Это вступил Драко. Сидевший по правую руку от меня воин негромко повторял за певцом слова. Я принялся вслушиваться. Скажи мне кто-то из прежней жизни, мол, настанут времена, Подменыш, и ты разнюнишься над болтовней виршеплета, я угостил бы трепача кулаком. Но тем не менее, сплетение мелодии и голоса увлекло меня не хуже сказок старого Ирги. По мере наполнения музыки смыслом, я все сильнее поддавался ее очарованию.
Колдунья резко вскочила — с грохотом обрушился на пол табурет, — стремительно пересекла зал, взбежала по скрипящим ступеням наверх. Повинуясь порыву, я кинулся следом.
Я мог бы написать здесь, будто собрался подставить свое плечо в трудный для нее час, отдать всю кровь до последней капли ради ее счастья. Но я всегда полагал, что человеку смешно делать то, в чем он не мастак, и потому не возьмусь громоздить красивую ложь и кичиться красивыми жестами. Да, я любил Сагитту. Однажды и навек любовь расцвела в моем сердце, наполняя его теплом и раскрашивая мир в доселе неведомые цвета. Счастье колдуньи стало для меня превыше собственного, но какое, к черту, отношение к ее счастью могла иметь моя кровь? Я сильно польстил бы себе, полагая, будто сумею восполнить ее утрату. Такие раны врачует лишь время, и то — скверно. Однако и оставаться безучастным при виде горя возлюбленной я не мог. Музыка разом утратила для меня очарование.

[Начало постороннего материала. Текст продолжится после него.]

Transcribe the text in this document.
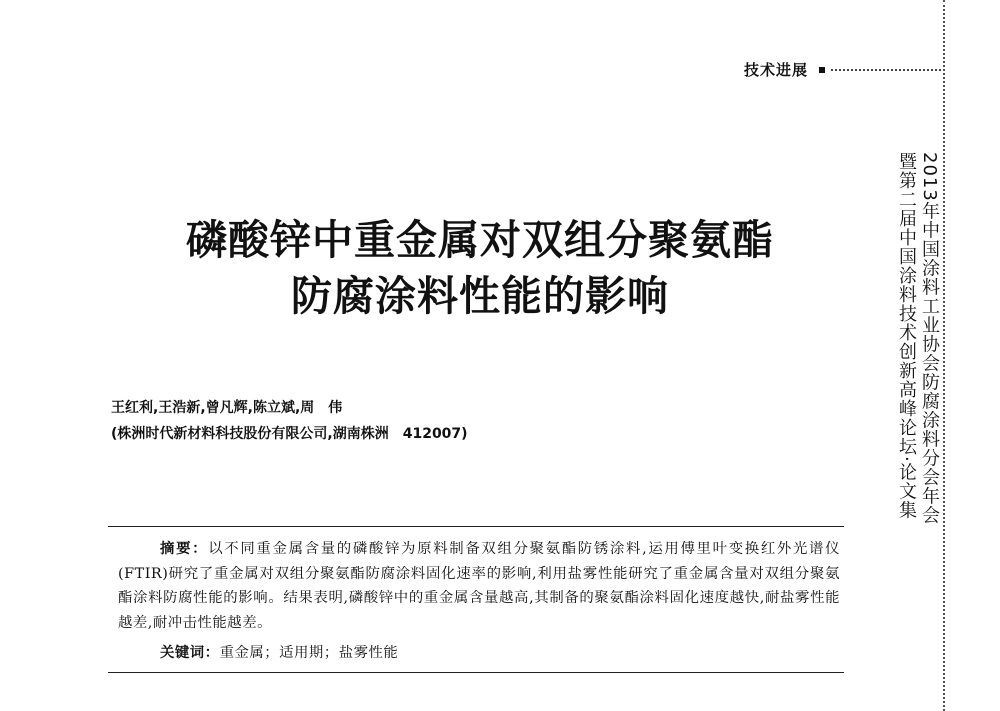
技术进展
2013年中国涂料工业协会防腐涂料分会年会
暨第二届中国涂料技术创新高峰论坛·论文集
磷酸锌中重金属对双组分聚氨酯
防腐涂料性能的影响
王红利,王浩新,曾凡辉,陈立斌,周　伟
(株洲时代新材料科技股份有限公司,湖南株洲　412007)
摘要：以不同重金属含量的磷酸锌为原料制备双组分聚氨酯防锈涂料,运用傅里叶变换红外光谱仪(FTIR)研究了重金属对双组分聚氨酯防腐涂料固化速率的影响,利用盐雾性能研究了重金属含量对双组分聚氨酯涂料防腐性能的影响。结果表明,磷酸锌中的重金属含量越高,其制备的聚氨酯涂料固化速度越快,耐盐雾性能越差,耐冲击性能越差。
关键词：重金属；适用期；盐雾性能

В верхнем коридоре царил полумрак. Чад светильников горечью оседал в горле. Отголоски царящего внизу веселья путались в перегородках между этажами и долетали сюда в виде неясного гула. Я нагнал Сагитту у двери. Остановился, так и не придумав слова утешения. Мне искренне хотелось облегчить ее боль, и вместе с тем я понимал, сколь тщетны будут любые мои потуги. Она замерла тоже. Глянула на меня в упор. В глазах колдуньи блестели слезы. Она ухватила меня за отворот рубахи и вдруг притянула к себе, приникла к губам моим жадно, будто этот поцелуй был последним в ее жизни. Ее губы оказались солоны на вкус, на кончиках лихорадочно ласкавших меня пальцев жило лето. Сагитта была напряжена и вряд ли осознавала, что делает. Наверное, мне следовало отстраниться, но — да простит Создатель! — я был чужд благородству.